Kita semua tahu, bahwa kuli karena keterbatasan pendidikannya, maka mereka pun mengandalkan kekuatan fisik mereka untuk mencari nafkah. Tentu saja itu wajar, karena itu adalah kelebihan mereka. Dan seperti yang sering kita lihat, mereka sering kita lihat berada di perkebunan, persawahan, ataupun di kota besar sebagai pekerja kasar dalam pembangunan rumah. Tapi tahukah kalian, bahwa masih banyak kuli-kuli yang bekerja di Kementerian Keuangan? Ya, mungkin bahasan ini masih sangat rancu bagi kita semua. Bagaimana mungkin seorang kuli yang hanya bermodalkan tenaga bisa bekerja di roda ekonomi pemerintahan. Memangnya DPR? Oke, itu cerita lain lagi. Tapi kali ini, kejadian ini benar-benar terjadi dan ini merupakan sebuah kenyataan yang ada. Mengapa tidak? Biasanya, kalau para pekerja kuli itu, mereka hanya mengerjakan apa yang mereka suruh, dan berhenti jika memang sudah waktunya, dan jika lewat waktunya, jika tidak ada uang lemburnya, maka mereka pun langsung menyudahi begitu saja. Begitu juga dengan kuli-kuli di Kementerian Keuangan. Melakukan yang disuruh saja, dan sudah menutup pekerjaannya saat waktu masih menunjukkan pukul 16.30 hanya untuk mengantri di depan finger print untuk absen pulang. Tidak ada kesadaran akan target yang selama 4 tahun ini tidak pernah terpenuhi, dan tidak ada juga rasa bersalah akan tugas yang sudah ditutupnya, padahal mereka pun tahu bahwa tugas itu pun bisa selesai dalam waktu 10-15 menit lagi saja. Sungguh sangat ironis, hanya karena sebuah perasaan takut akan terpotongnya take home pay, maka mereka mengesampingkan kebanggan sebagai punggawa paling muka dalam pembangunan Indonesia. 

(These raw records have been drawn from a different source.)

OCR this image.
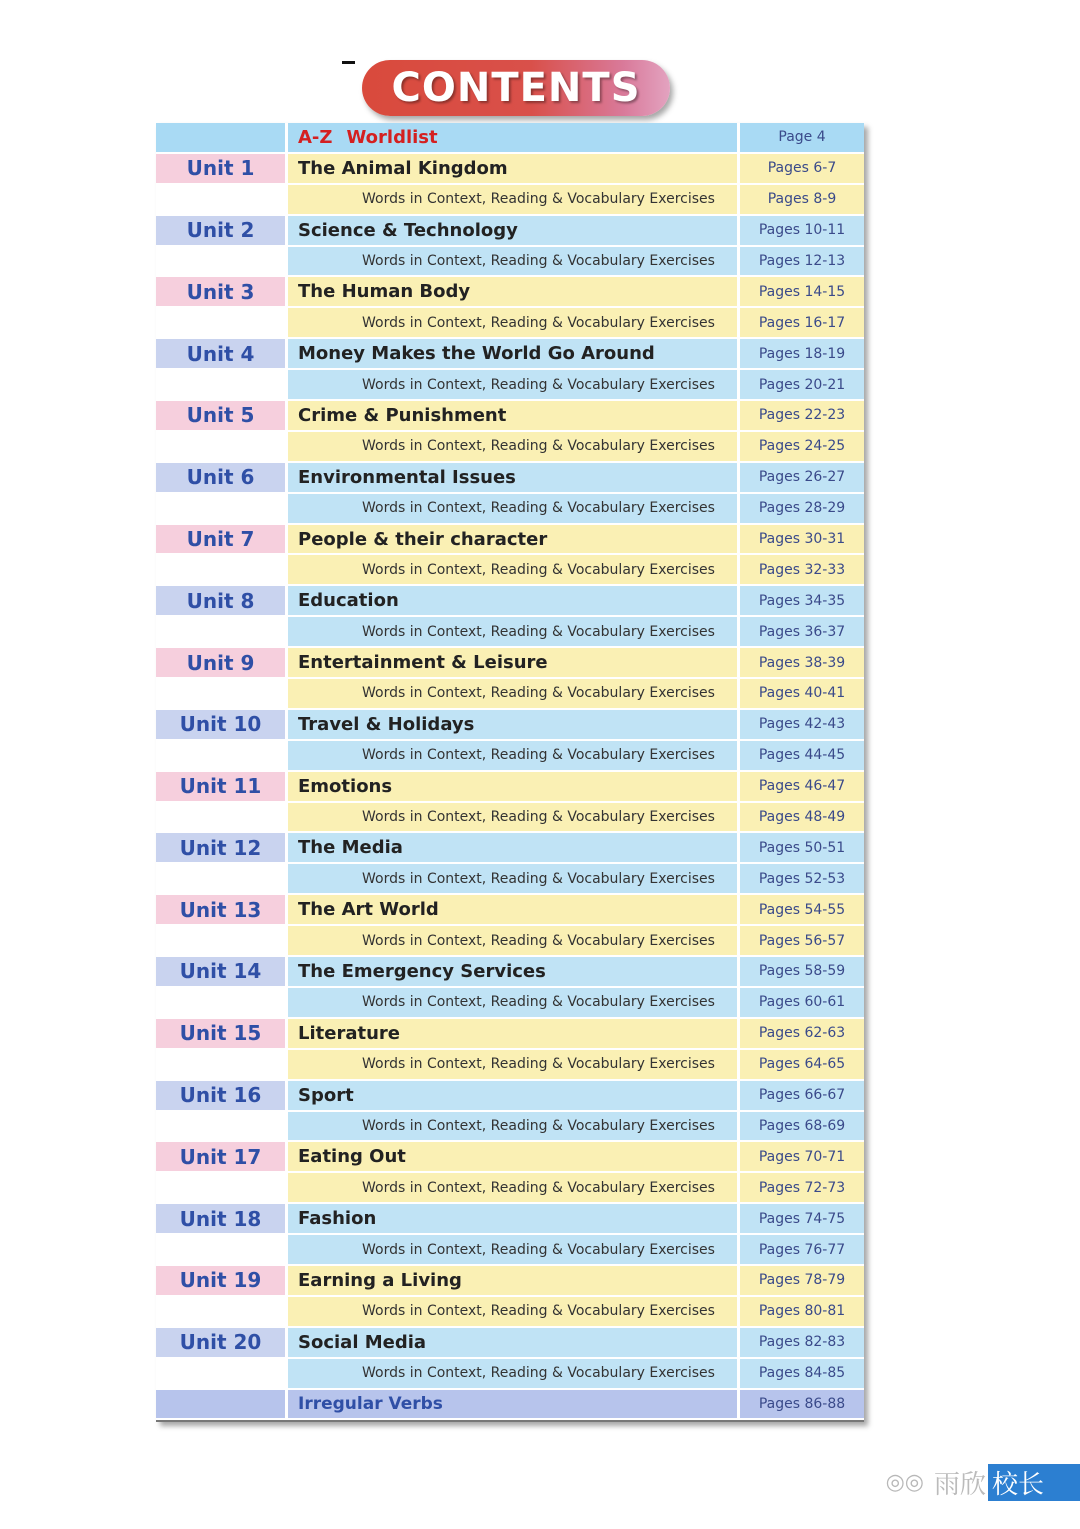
CONTENTS
A-Z Worldlist	Page 4
Unit 1 The Animal Kingdom	Pages 6-7
Words in Context, Reading & Vocabulary Exercises	Pages 8-9
Unit 2 Science & Technology	Pages 10-11
Words in Context, Reading & Vocabulary Exercises	Pages 12-13
Unit 3 The Human Body	Pages 14-15
Words in Context, Reading & Vocabulary Exercises	Pages 16-17
Unit 4 Money Makes the World Go Around	Pages 18-19
Words in Context, Reading & Vocabulary Exercises	Pages 20-21
Unit 5 Crime & Punishment	Pages 22-23
Words in Context, Reading & Vocabulary Exercises	Pages 24-25
Unit 6 Environmental Issues	Pages 26-27
Words in Context, Reading & Vocabulary Exercises	Pages 28-29
Unit 7 People & their character	Pages 30-31
Words in Context, Reading & Vocabulary Exercises	Pages 32-33
Unit 8 Education	Pages 34-35
Words in Context, Reading & Vocabulary Exercises	Pages 36-37
Unit 9 Entertainment & Leisure	Pages 38-39
Words in Context, Reading & Vocabulary Exercises	Pages 40-41
Unit 10 Travel & Holidays	Pages 42-43
Words in Context, Reading & Vocabulary Exercises	Pages 44-45
Unit 11 Emotions	Pages 46-47
Words in Context, Reading & Vocabulary Exercises	Pages 48-49
Unit 12 The Media	Pages 50-51
Words in Context, Reading & Vocabulary Exercises	Pages 52-53
Unit 13 The Art World	Pages 54-55
Words in Context, Reading & Vocabulary Exercises	Pages 56-57
Unit 14 The Emergency Services	Pages 58-59
Words in Context, Reading & Vocabulary Exercises	Pages 60-61
Unit 15 Literature	Pages 62-63
Words in Context, Reading & Vocabulary Exercises	Pages 64-65
Unit 16 Sport	Pages 66-67
Words in Context, Reading & Vocabulary Exercises	Pages 68-69
Unit 17 Eating Out	Pages 70-71
Words in Context, Reading & Vocabulary Exercises	Pages 72-73
Unit 18 Fashion	Pages 74-75
Words in Context, Reading & Vocabulary Exercises	Pages 76-77
Unit 19 Earning a Living	Pages 78-79
Words in Context, Reading & Vocabulary Exercises	Pages 80-81
Unit 20 Social Media	Pages 82-83
Words in Context, Reading & Vocabulary Exercises	Pages 84-85
Irregular Verbs	Pages 86-88
◎◎ 雨欣 校长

Sungguh, tanyakanlah kepada diri kalian. Apakah kalian ingin menjadi seorang kuli bagi bangsa ini? Apakah itu tujuan kalian saat kalian menginjakkan kaki dan menetapkan hati di Kementerian, oke, di Kampus Ali Wardhana ini? Masih ingatkah akan janji dengan tinta hitam yang kalian torehkan diatas lembar putih diatas materai 6.000 itu? "Saya, yang bertanda tangan dibawah ini, bersedia ditempatkan dimana saja di seluruh tanah air". Sebuah kata tersirat bahwa, kita sebagai seorang mahasiswa, siap untuk  memperjuangkan tanah air Negara Kesatuan Republik Indonesia di dalam naungan Kementerian Keuangan demi Indonesia yang lebih baik. 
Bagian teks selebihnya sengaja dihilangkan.